Filmowe podsumowania 2015
Reklama

Największe filmowe wzruszenia 2015

Rok 2015 w filmach obfitował w skrajne emocje. Dawno nie zdarzyło się jednak, by widzowie mieli tyle okazji do szczerych wzruszeń. Oto momenty, które sprawiły, że nie mogliśmy powstrzymać łez. UWAGA: Tekst zawiera spoilery. Jednocześnie uspokajamy - nie zdradzamy w nim szczegółów fabuły "Gwiezdnych wojen: Przebudzenia mocy".

"Ex Machina" - Ava zostawia Caleba na pewną śmierć

Ava w kreacji nominowanej do Złotego Globu Alicii Vikander to pierwsza femme fatale wśród sztucznej inteligencji. Uwodzi informatyka Caleba, zapewniając go o swej niewinności i złych intencjach swego twórcy, geniusza Nathana. Razem z młodzieńcem wierzymy w jej dobro; wspólnie także przeżywamy, gdy ukazuje ona swe prawdziwe intencje, zostawiając go na pewną śmierć w laboratorium na odludziu.

"Ex Machina" to świetnie przyjęty debiut reżyserski scenarzysty Alexa Garlanda. Opowiada on o spotkaniu Avy i Caleba. Ona jest sztuczną inteligencją o ciele pięknej kobiety. On - nieśmiałym informatykiem, który ma sprawdzić, jak reaguje na interakcje z nią przeciętny człowiek.

Reklama

Stopień wzruszenia: Serce w rozsypce na kilka długich dni

"Slow West" - Jay odnajduje Rose

Podróż naiwnego romantyka Jaya przez Dziki Zachód przypomina tę w kolejne kręgi piekła. Wszystko po to, by odszukać ukochaną Rose. Nic więc nie boli bardziej, niż moment gdy Jay w kocu staje twarzą w twarz z ukochaną podczas ataku łowców nagród na jej dom. Finał podróży okazuje się dla niego - dosłownie - solą wysypaną na krwawiące serce.

"Slow West" to specyficzna zabawa z westernem, w której młody Szkot Jay w towarzystwie małomównego łowcy nagród Silasa poszukuje miłości swego życia - oskarżonej o morderstwo i ukrywającej się przed wymiarem sprawiedliwości.
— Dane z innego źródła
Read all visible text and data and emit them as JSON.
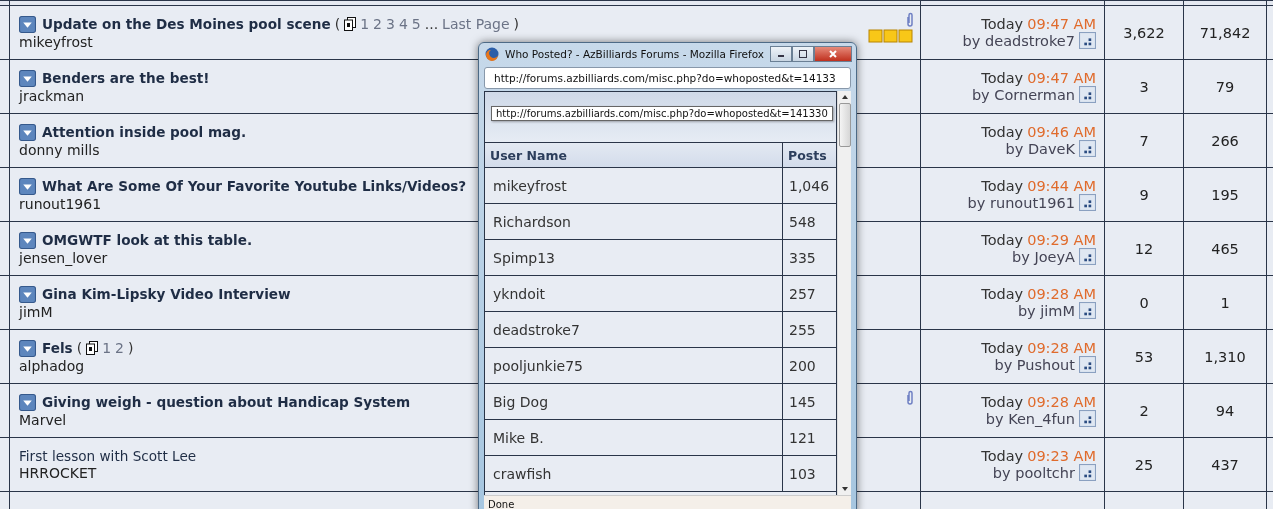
{
  "threads": [
    {
      "title": "Update on the Des Moines pool scene",
      "unread": true,
      "pagination": {
        "open": "(",
        "pages": [
          "1",
          "2",
          "3",
          "4",
          "5"
        ],
        "more": "...",
        "last": "Last Page",
        "close": ")"
      },
      "author": "mikeyfrost",
      "attachment": true,
      "rating": true,
      "day": "Today",
      "time": "09:47 AM",
      "by": "by deadstroke7",
      "replies": "3,622",
      "views": "71,842"
    },
    {
      "title": "Benders are the best!",
      "unread": true,
      "author": "jrackman",
      "attachment": false,
      "rating": false,
      "day": "Today",
      "time": "09:47 AM",
      "by": "by Cornerman",
      "replies": "3",
      "views": "79"
    },
    {
      "title": "Attention inside pool mag.",
      "unread": true,
      "author": "donny mills",
      "attachment": false,
      "rating": false,
      "day": "Today",
      "time": "09:46 AM",
      "by": "by DaveK",
      "replies": "7",
      "views": "266"
    },
    {
      "title": "What Are Some Of Your Favorite Youtube Links/Videos?",
      "unread": true,
      "author": "runout1961",
      "attachment": false,
      "rating": false,
      "day": "Today",
      "time": "09:44 AM",
      "by": "by runout1961",
      "replies": "9",
      "views": "195"
    },
    {
      "title": "OMGWTF look at this table.",
      "unread": true,
      "author": "jensen_lover",
      "attachment": false,
      "rating": false,
      "day": "Today",
      "time": "09:29 AM",
      "by": "by JoeyA",
      "replies": "12",
      "views": "465"
    },
    {
      "title": "Gina Kim-Lipsky Video Interview",
      "unread": true,
      "author": "jimM",
      "attachment": false,
      "rating": false,
      "day": "Today",
      "time": "09:28 AM",
      "by": "by jimM",
      "replies": "0",
      "views": "1"
    },
    {
      "title": "Fels",
      "unread": true,
      "pagination": {
        "open": "(",
        "pages": [
          "1",
          "2"
        ],
        "close": ")"
      },
      "author": "alphadog",
      "attachment": false,
      "rating": false,
      "day": "Today",
      "time": "09:28 AM",
      "by": "by Pushout",
      "replies": "53",
      "views": "1,310"
    },
    {
      "title": "Giving weigh - question about Handicap System",
      "unread": true,
      "author": "Marvel",
      "attachment": true,
      "rating": false,
      "day": "Today",
      "time": "09:28 AM",
      "by": "by Ken_4fun",
      "replies": "2",
      "views": "94"
    },
    {
      "title": "First lesson with Scott Lee",
      "unread": false,
      "author": "HRROCKET",
      "attachment": false,
      "rating": false,
      "day": "Today",
      "time": "09:23 AM",
      "by": "by pooltchr",
      "replies": "25",
      "views": "437"
    }
  ],
  "popup": {
    "title": "Who Posted? - AzBilliards Forums - Mozilla Firefox",
    "url": "http://forums.azbilliards.com/misc.php?do=whoposted&t=14133",
    "tooltip": "http://forums.azbilliards.com/misc.php?do=whoposted&t=141330",
    "columns": [
      "User Name",
      "Posts"
    ],
    "rows": [
      {
        "user": "mikeyfrost",
        "posts": "1,046"
      },
      {
        "user": "Richardson",
        "posts": "548"
      },
      {
        "user": "Spimp13",
        "posts": "335"
      },
      {
        "user": "ykndoit",
        "posts": "257"
      },
      {
        "user": "deadstroke7",
        "posts": "255"
      },
      {
        "user": "pooljunkie75",
        "posts": "200"
      },
      {
        "user": "Big Dog",
        "posts": "145"
      },
      {
        "user": "Mike B.",
        "posts": "121"
      },
      {
        "user": "crawfish",
        "posts": "103"
      }
    ],
    "status": "Done"
  }
}
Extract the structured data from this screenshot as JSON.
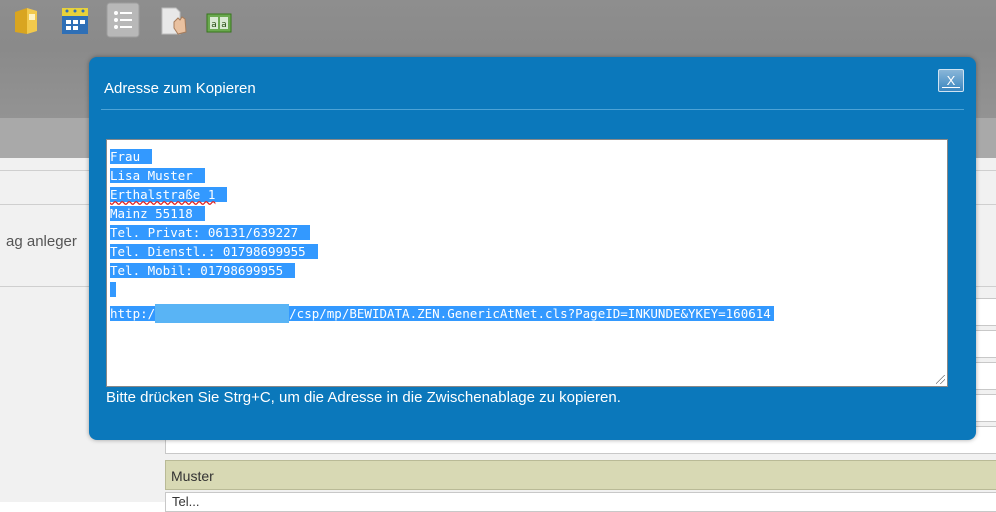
{
  "toolbar": {
    "icons": [
      "folder-icon",
      "calendar-icon",
      "list-icon",
      "hand-icon",
      "abc-icon"
    ]
  },
  "background": {
    "partial_button_label": "ag anleger",
    "name_field_value": "Muster",
    "next_field_value": "Tel..."
  },
  "dialog": {
    "title": "Adresse zum Kopieren",
    "close_label": "X",
    "address_lines": [
      "Frau",
      "Lisa Muster",
      "Erthalstraße 1",
      "Mainz 55118",
      "Tel. Privat: 06131/639227",
      "Tel. Dienstl.: 01798699955",
      "Tel. Mobil: 01798699955",
      ""
    ],
    "url_prefix": "http:/",
    "url_suffix": "/csp/mp/BEWIDATA.ZEN.GenericAtNet.cls?PageID=INKUNDE&YKEY=160614",
    "hint": "Bitte drücken Sie Strg+C, um die Adresse in die Zwischenablage zu kopieren."
  },
  "colors": {
    "dialog_bg": "#0b78bb",
    "selection": "#3399ff",
    "name_field": "#d8d9b4"
  }
}
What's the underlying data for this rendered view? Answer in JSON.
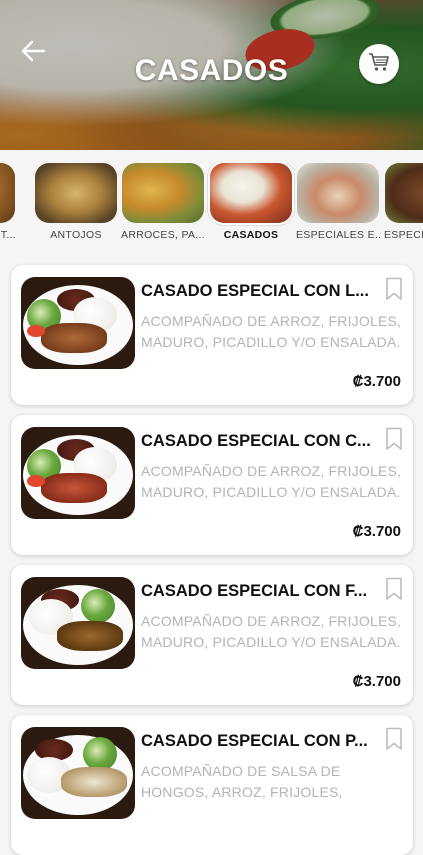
{
  "header": {
    "title": "CASADOS"
  },
  "categories": [
    {
      "label": "T..."
    },
    {
      "label": "ANTOJOS"
    },
    {
      "label": "ARROCES, PA..."
    },
    {
      "label": "CASADOS"
    },
    {
      "label": "ESPECIALES E..."
    },
    {
      "label": "ESPECI..."
    }
  ],
  "active_category": "CASADOS",
  "items": [
    {
      "name": "CASADO ESPECIAL CON L...",
      "description": "ACOMPAÑADO DE ARROZ, FRIJOLES, MADURO, PICADILLO Y/O ENSALADA.",
      "price": "₡3.700"
    },
    {
      "name": "CASADO ESPECIAL CON C...",
      "description": "ACOMPAÑADO DE ARROZ, FRIJOLES, MADURO, PICADILLO Y/O ENSALADA.",
      "price": "₡3.700"
    },
    {
      "name": "CASADO ESPECIAL CON F...",
      "description": "ACOMPAÑADO DE ARROZ, FRIJOLES, MADURO, PICADILLO Y/O ENSALADA.",
      "price": "₡3.700"
    },
    {
      "name": "CASADO ESPECIAL CON P...",
      "description": "ACOMPAÑADO DE SALSA DE HONGOS, ARROZ, FRIJOLES,",
      "price": ""
    }
  ],
  "icons": {
    "back": "arrow-left-icon",
    "cart": "shopping-cart-icon",
    "bookmark": "bookmark-icon"
  },
  "colors": {
    "description_text": "#b4b4b4",
    "card_bg": "#ffffff",
    "page_bg": "#f5f5f5"
  }
}
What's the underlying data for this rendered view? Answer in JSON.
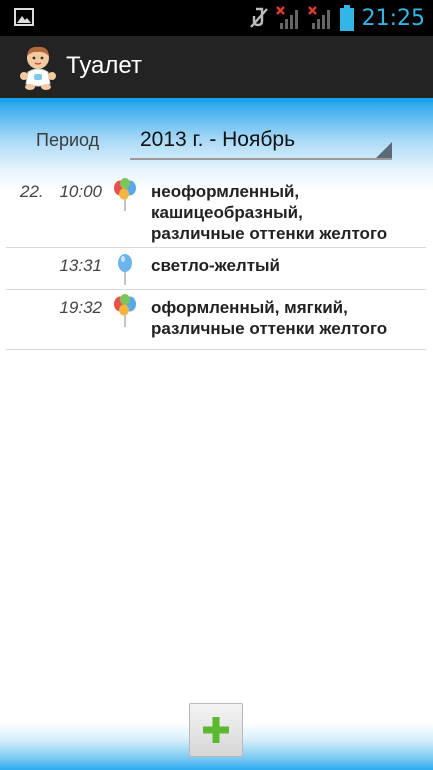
{
  "status_bar": {
    "time": "21:25",
    "icons": [
      "gallery-icon",
      "mute-icon",
      "signal-no-service-icon",
      "signal-no-service-icon",
      "battery-icon"
    ]
  },
  "action_bar": {
    "title": "Туалет",
    "icon": "baby-icon"
  },
  "period": {
    "label": "Период",
    "value": "2013 г. - Ноябрь"
  },
  "entries": [
    {
      "date": "22.",
      "time": "10:00",
      "icon": "balloons-multicolor-icon",
      "description": "неоформленный,\nкашицеобразный,\nразличные оттенки желтого"
    },
    {
      "date": "",
      "time": "13:31",
      "icon": "balloon-blue-icon",
      "description": "светло-желтый"
    },
    {
      "date": "",
      "time": "19:32",
      "icon": "balloons-multicolor-icon",
      "description": "оформленный, мягкий,\nразличные оттенки желтого"
    }
  ],
  "bottom": {
    "add_icon": "plus-icon"
  },
  "colors": {
    "accent": "#33b5e5",
    "action_bar": "#232323",
    "plus": "#5cb82e"
  }
}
Stopień wzruszenia: Ciche pochlipywanie po seansie

"Motyl Still Alice" - Ostatnia scena

Bohaterką filmu "Motyl Still Alice" jest uniwersytecka wykładowczyni Alice, która zaczyna cierpieć na Alzheimera. Wraz z najbliższymi konfrontuje się z kolejnymi etapami choroby. Wcielająca się w nią Julianne Moore została za swą rolę nagrodzona szeregiem wyróżnień, między innymi Oscarem i Złotym Globem.

Film obfituje w chwytające za serce sceny. Od reakcji rodziny Alice, przez rozpacz jej męża, a na wideo z instrukcjami samobójczymi kończąc. Nas najbardziej wzruszyła jednak ostatnia scena, w której córka czyta będącej w zaawansowanym stadium choroby Alice "Anioły w Ameryce".

Stopień wzruszenia: Bardziej magisterskie niż profesorskie

"Mad Max: Na drodze gniewu" - Śmierć Nuxa

Akcja w filmie George'a Millera nie zwalnia ani na sekundę, nie znaczy to jednak, że brakuje w nim momentów chwytających za serce. Dla wielu jednym z nich była nagła śmierć Cudnej Angharad. My postawiliśmy jednak na poświęcenie Nuxa w końcowych sekwencjach. "Wspominaj mnie" - prosi graną przez Zoe Kravitz Mądrą Toast przed swoją śmiercią. My na pewno długo go nie zapomnimy.

"Mad Max: Na drodze gniewu" stanowi czwartą odsłonę postapokaliptycznej serii australijskiego reżysera George'a Millera. Tytułowy bohater przemierza zdewastowane bezdroża w poszukiwaniu paliwa i wody. Los rzuca go w sam środek konfliktu między tyranem Nieśmiertelnym Joe a jedną z jego podwładnych, Imperatorą Furiosą.

Stopień wzruszenia: Samotna łza powoli spływająca po policzku

"Earl i ja, i umierająca dziewczyna" - śmierć Rachel

Finał filmu o takim tytule nie powinien nas zaskakiwać. Tymczasem bohaterowie - nastoletni filmowcy-amatorzy oraz chora na białaczkę Rachel - okazują się na tyle sympatyczni, że w głębi duszy mamy nadzieję na cudowny ratunek. Ten niestety nigdy nie nadchodzi.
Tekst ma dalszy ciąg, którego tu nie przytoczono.